Improved Outcomes With Low-Dose Decitabine Over Best Supportive Care in Elderly Patients With Intermediate- or High-Risk MDS
According to the final results of the randomized, phase III study of the European Organisation for Research and Treatment of Cancer Leukemia Group and the German MDS Study Group, low-dose decitabine is active in older, higher-risk myelodysplastic syndrome (MDS) patients, in whom it improves survival and quality of life. In this study by Lübbert and colleagues, 233 patients with a median age of 70 years (range 60–90 years) were enrolled. At randomization, the median duration of MDS was 3 months; 53% of patients had poor-risk cytogenetics. The primary endpoint was OS. Decitabine (15 mg/m2) was administered intravenously over 4 hours 3 times a day for 3 days in 6-week cycles. No statistical significance in OS prolongation was observed in patients treated with decitabine versus best supportive care (median OS, 10.1 vs 8.5 months, respectively; HR, 0.88; 95% CI, 0.66–1.17 months; 2-sided, log-rank P=.38). Decitabine significantly prolonged PFS (6.6 vs 3.0 months, respectively; HR, 0.68; 95% CI, 0.52–0.88 months; P=.004) but not acute myeloid leukemia (AML)–free survival (8.8 vs 6.1 months, respectively; HR, 0.85; 95% CI, 0.64–1.12 months; P=.24). There was a significant reduction in AML transformation at 1 year, from 33% with best supportive care to 22% with decitabine (P=.036). Worse outcomes were observed in patients with short MDS duration, according to multivariate analyses.

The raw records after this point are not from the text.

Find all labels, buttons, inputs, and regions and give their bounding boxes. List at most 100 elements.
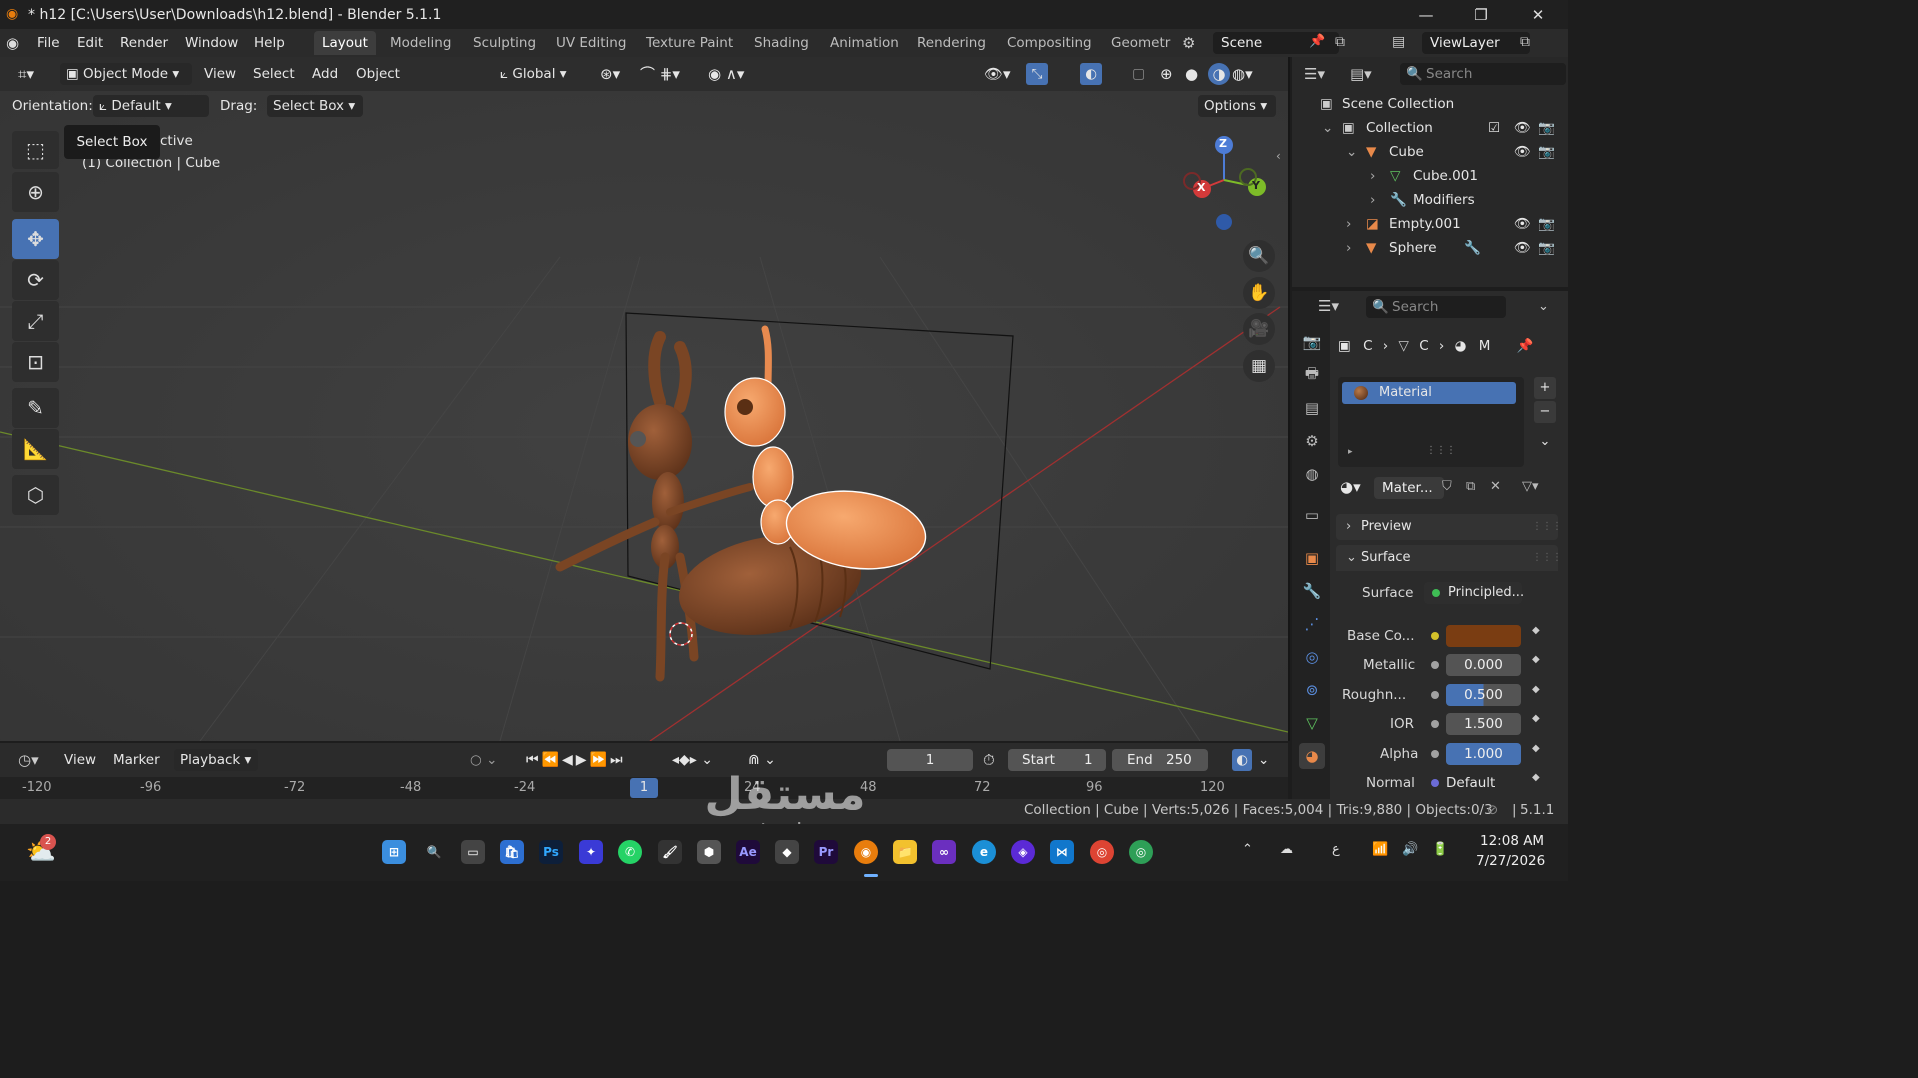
xray-icon[interactable]: ▢ <box>1132 63 1145 85</box>
outliner-search-input[interactable]: 🔍 Search <box>1400 63 1566 85</box>
paint-icon[interactable]: 🖌 <box>658 840 682 864</box>
transform-orientation-dropdown[interactable]: ⟀ Global ▾ <box>500 63 588 85</box>
normal-value[interactable]: Default <box>1446 772 1495 794</box>
duplicate-material-icon[interactable]: ⧉ <box>1466 479 1475 494</box>
cursor-tool[interactable]: ⊕ <box>12 172 59 212</box>
clock-date[interactable]: 7/27/2026 <box>1476 853 1545 869</box>
rotate-tool[interactable]: ⟳ <box>12 260 59 300</box>
tab-texture-paint[interactable]: Texture Paint <box>638 31 741 55</box>
tab-uv-editing[interactable]: UV Editing <box>548 31 634 55</box>
current-frame-field[interactable]: 1 <box>887 749 973 771</box>
scene-icon[interactable]: ⚙ <box>1182 34 1195 52</box>
file-explorer-icon[interactable]: 📁 <box>893 840 917 864</box>
view-layer-tab-icon[interactable]: ▤ <box>1299 395 1325 421</box>
roughness-socket-icon[interactable] <box>1431 691 1439 699</box>
alpha-socket-icon[interactable] <box>1431 750 1439 758</box>
output-tab-icon[interactable]: 🖶 <box>1299 362 1325 388</box>
viewport-menu-select[interactable]: Select <box>253 63 295 85</box>
playback-controls-icon[interactable]: ⏮⏪◀▶⏩⏭ <box>526 749 626 771</box>
blender-menu-icon[interactable]: ◉ <box>6 34 19 52</box>
scene-collection-row[interactable]: ▣ Scene Collection <box>1292 92 1568 116</box>
chrome-icon[interactable]: ◎ <box>1090 840 1114 864</box>
pin-icon[interactable]: 📌 <box>1309 34 1325 49</box>
3d-viewport[interactable]: Z X Y ⌗▾ ▣ Object Mode ▾ View Select Add… <box>0 57 1290 741</box>
new-view-layer-icon[interactable]: ⧉ <box>1520 34 1530 50</box>
clock-time[interactable]: 12:08 AM <box>1480 833 1544 849</box>
collection-eye-icon[interactable]: 👁 <box>1514 116 1531 140</box>
expand-mesh-icon[interactable]: › <box>1370 164 1375 188</box>
close-button[interactable]: ✕ <box>1510 0 1566 29</box>
task-view-icon[interactable]: ▭ <box>461 840 485 864</box>
visual-studio-icon[interactable]: ∞ <box>932 840 956 864</box>
search-taskbar-icon[interactable]: 🔍 <box>422 840 446 864</box>
object-tab-icon[interactable]: ▣ <box>1299 545 1325 571</box>
blender-taskbar-icon[interactable]: ◉ <box>854 840 878 864</box>
volume-icon[interactable]: 🔊 <box>1402 842 1418 857</box>
solid-shading-icon[interactable]: ● <box>1185 63 1198 85</box>
overlay-toggle-icon[interactable]: ◐ <box>1080 63 1102 85</box>
sidebar-toggle-icon[interactable]: ‹ <box>1276 149 1281 163</box>
modifiers-row[interactable]: › 🔧 Modifiers <box>1292 188 1568 212</box>
timeline-menu-marker[interactable]: Marker <box>113 749 160 771</box>
expand-slot-icon[interactable]: ▸ <box>1348 447 1353 457</box>
particles-tab-icon[interactable]: ⋰ <box>1299 611 1325 637</box>
base-color-keyframe-icon[interactable]: ◆ <box>1532 625 1540 636</box>
collection-camera-icon[interactable]: 📷 <box>1538 116 1555 140</box>
unlink-material-icon[interactable]: ✕ <box>1490 479 1501 494</box>
expand-empty-icon[interactable]: › <box>1346 212 1351 236</box>
sphere-camera-icon[interactable]: 📷 <box>1538 236 1555 260</box>
material-name-field[interactable]: Mater... <box>1374 477 1444 499</box>
material-browse-icon[interactable]: ◕▾ <box>1340 478 1361 496</box>
annotate-tool[interactable]: ✎ <box>12 388 59 428</box>
menu-render[interactable]: Render <box>120 33 168 53</box>
world-tab-icon[interactable]: ◍ <box>1299 461 1325 487</box>
wifi-icon[interactable]: 📶 <box>1372 842 1388 857</box>
surface-shader-field[interactable]: Principled... <box>1424 582 1524 604</box>
onedrive-icon[interactable]: ☁ <box>1280 842 1293 857</box>
stopwatch-icon[interactable]: ⏱ <box>983 749 995 771</box>
menu-window[interactable]: Window <box>185 33 238 53</box>
pivot-icon[interactable]: ⊛▾ <box>600 63 620 85</box>
preview-panel-header[interactable]: › Preview ⋮⋮⋮ <box>1336 514 1562 540</box>
tab-geometry-nodes[interactable]: Geometr <box>1103 31 1174 55</box>
sphere-eye-icon[interactable]: 👁 <box>1514 236 1531 260</box>
metallic-socket-icon[interactable] <box>1431 661 1439 669</box>
visibility-icon[interactable]: 👁▾ <box>984 63 1011 85</box>
orientation-default-dropdown[interactable]: ⟀ Default ▾ <box>93 95 209 117</box>
add-slot-button[interactable]: + <box>1534 377 1556 399</box>
resize-handle-icon[interactable]: ⋮⋮⋮ <box>1426 445 1456 456</box>
metallic-field[interactable]: 0.000 <box>1446 654 1521 676</box>
input-language-indicator[interactable]: ع <box>1332 842 1340 857</box>
timeline-menu-view[interactable]: View <box>64 749 96 771</box>
zoom-button[interactable]: 🔍 <box>1243 240 1275 272</box>
expand-collection-icon[interactable]: ⌄ <box>1322 116 1333 140</box>
remove-slot-button[interactable]: − <box>1534 401 1556 423</box>
alpha-keyframe-icon[interactable]: ◆ <box>1532 743 1540 754</box>
data-tab-icon[interactable]: ▽ <box>1299 710 1325 736</box>
proportional-edit-icon[interactable]: ◉ ∧▾ <box>708 63 744 85</box>
normal-socket-icon[interactable] <box>1431 779 1439 787</box>
rendered-shading-icon[interactable]: ◍▾ <box>1232 63 1253 85</box>
tab-shading[interactable]: Shading <box>746 31 817 55</box>
empty-camera-icon[interactable]: 📷 <box>1538 212 1555 236</box>
sphere-row[interactable]: › ▼ Sphere 🔧 👁 📷 <box>1292 236 1568 260</box>
premiere-icon[interactable]: Pr <box>814 840 838 864</box>
tab-sculpting[interactable]: Sculpting <box>465 31 544 55</box>
normal-keyframe-icon[interactable]: ◆ <box>1532 772 1540 783</box>
minimize-button[interactable]: — <box>1398 0 1454 29</box>
edge-icon[interactable]: e <box>972 840 996 864</box>
material-slot-item[interactable]: Material <box>1342 382 1516 404</box>
alpha-field[interactable]: 1.000 <box>1446 743 1521 765</box>
viewport-menu-object[interactable]: Object <box>356 63 400 85</box>
timeline-ruler[interactable]: -120 -96 -72 -48 -24 1 24 48 72 96 120 <box>0 777 1288 799</box>
ior-keyframe-icon[interactable]: ◆ <box>1532 713 1540 724</box>
pan-button[interactable]: ✋ <box>1243 277 1275 309</box>
view-layer-selector[interactable]: ViewLayer <box>1422 32 1530 54</box>
collection-checkbox[interactable]: ☑ <box>1488 116 1500 140</box>
cube-eye-icon[interactable]: 👁 <box>1514 140 1531 164</box>
roughness-field[interactable]: 0.500 <box>1446 684 1521 706</box>
keyframe-nav-icon[interactable]: ◂◆▸ ⌄ <box>672 749 713 771</box>
ior-field[interactable]: 1.500 <box>1446 713 1521 735</box>
vscode-icon[interactable]: ⋈ <box>1050 840 1074 864</box>
material-slot-list[interactable]: Material ▸ ⋮⋮⋮ <box>1338 377 1524 467</box>
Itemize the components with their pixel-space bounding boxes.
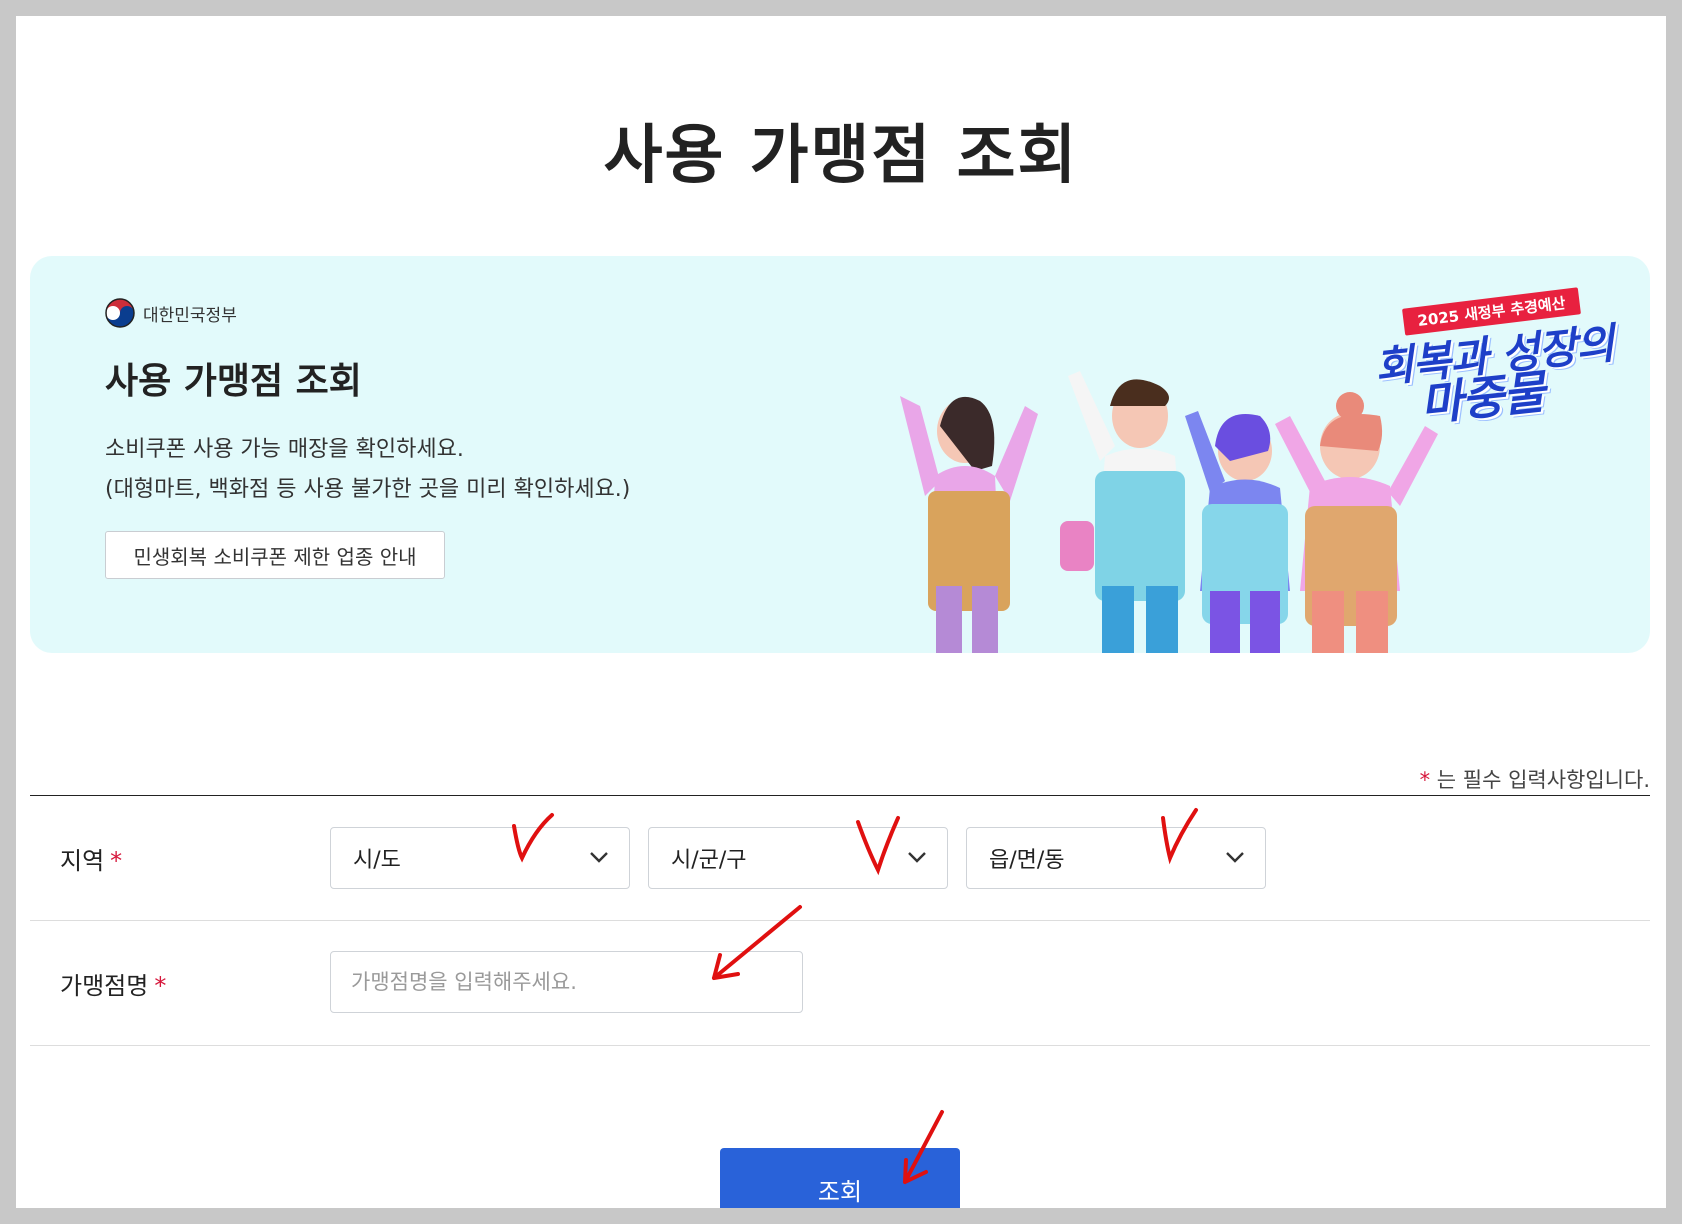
slogan-line-2: 마중물 <box>1417 364 1547 432</box>
sido-select-value: 시/도 <box>353 848 401 873</box>
store-name-row: 가맹점명 * <box>30 921 1650 1046</box>
store-search-form: 지역 * 시/도 시/군/구 읍/면/동 가맹점명 * <box>30 795 1650 1046</box>
gov-name: 대한민국정부 <box>143 305 237 326</box>
banner-desc-line-2: (대형마트, 백화점 등 사용 불가한 곳을 미리 확인하세요.) <box>105 477 631 502</box>
store-name-input[interactable] <box>330 951 803 1013</box>
sigungu-select[interactable]: 시/군/구 <box>648 827 948 889</box>
banner-title: 사용 가맹점 조회 <box>105 361 362 402</box>
taegeuk-emblem-icon <box>105 298 135 328</box>
eupmyeondong-select-value: 읍/면/동 <box>989 848 1065 873</box>
illustration-person-1 <box>900 396 1038 653</box>
chevron-down-icon <box>1226 852 1244 863</box>
banner-desc-line-1: 소비쿠폰 사용 가능 매장을 확인하세요. <box>105 437 464 462</box>
banner-description: 소비쿠폰 사용 가능 매장을 확인하세요. (대형마트, 백화점 등 사용 불가… <box>105 430 630 510</box>
required-fields-note: * 는 필수 입력사항입니다. <box>1420 764 1650 794</box>
region-row: 지역 * 시/도 시/군/구 읍/면/동 <box>30 796 1650 921</box>
illustration-person-2 <box>1060 371 1185 653</box>
region-label: 지역 * <box>60 847 123 875</box>
page: 사용 가맹점 조회 대한민국정부 사용 가맹점 조회 소비쿠폰 사용 가능 매장… <box>16 16 1666 1208</box>
store-name-label: 가맹점명 * <box>60 972 167 1000</box>
illustration-person-4 <box>1275 392 1438 653</box>
chevron-down-icon <box>590 852 608 863</box>
gov-brand: 대한민국정부 <box>105 298 237 328</box>
eupmyeondong-select[interactable]: 읍/면/동 <box>966 827 1266 889</box>
required-star: * <box>1419 768 1431 792</box>
sido-select[interactable]: 시/도 <box>330 827 630 889</box>
chevron-down-icon <box>908 852 926 863</box>
page-title: 사용 가맹점 조회 <box>603 119 1079 193</box>
required-note-text: 는 필수 입력사항입니다. <box>1436 768 1650 792</box>
search-submit-button[interactable]: 조회 <box>720 1148 960 1208</box>
illustration-person-3 <box>1185 411 1290 653</box>
sigungu-select-value: 시/군/구 <box>671 848 747 873</box>
restricted-business-guide-button[interactable]: 민생회복 소비쿠폰 제한 업종 안내 <box>105 531 445 579</box>
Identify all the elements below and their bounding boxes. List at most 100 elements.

In the decitabine cohort, 13% of patients achieved a complete response and 6% achieved a partial response. No patients in the best supportive care cohort achieved these outcomes. Patients in the best supportive care group were more likely to experience stable disease (22% vs 14%). Other outcomes included hematologic improvement (15% in the decitabine cohort vs 2% in the best supportive care group), progressive disease (29% vs 68%, respectively), and hypoplasia (14% vs 0%, respectively). In each cohort, 8% of patients were inevaluable. Grade 3/4 infections were reported in 57% of decitabine patients and 52% of best supportive care patients. Grade 3/4 febrile neutropenia occurred in 25% of patients treated with decitabine versus 7% of patients who received best supportive care. Decitabine patients experienced improvements in quality of life parameters. These final results were published in the April 14 issue of the Journal of Clinical Oncology.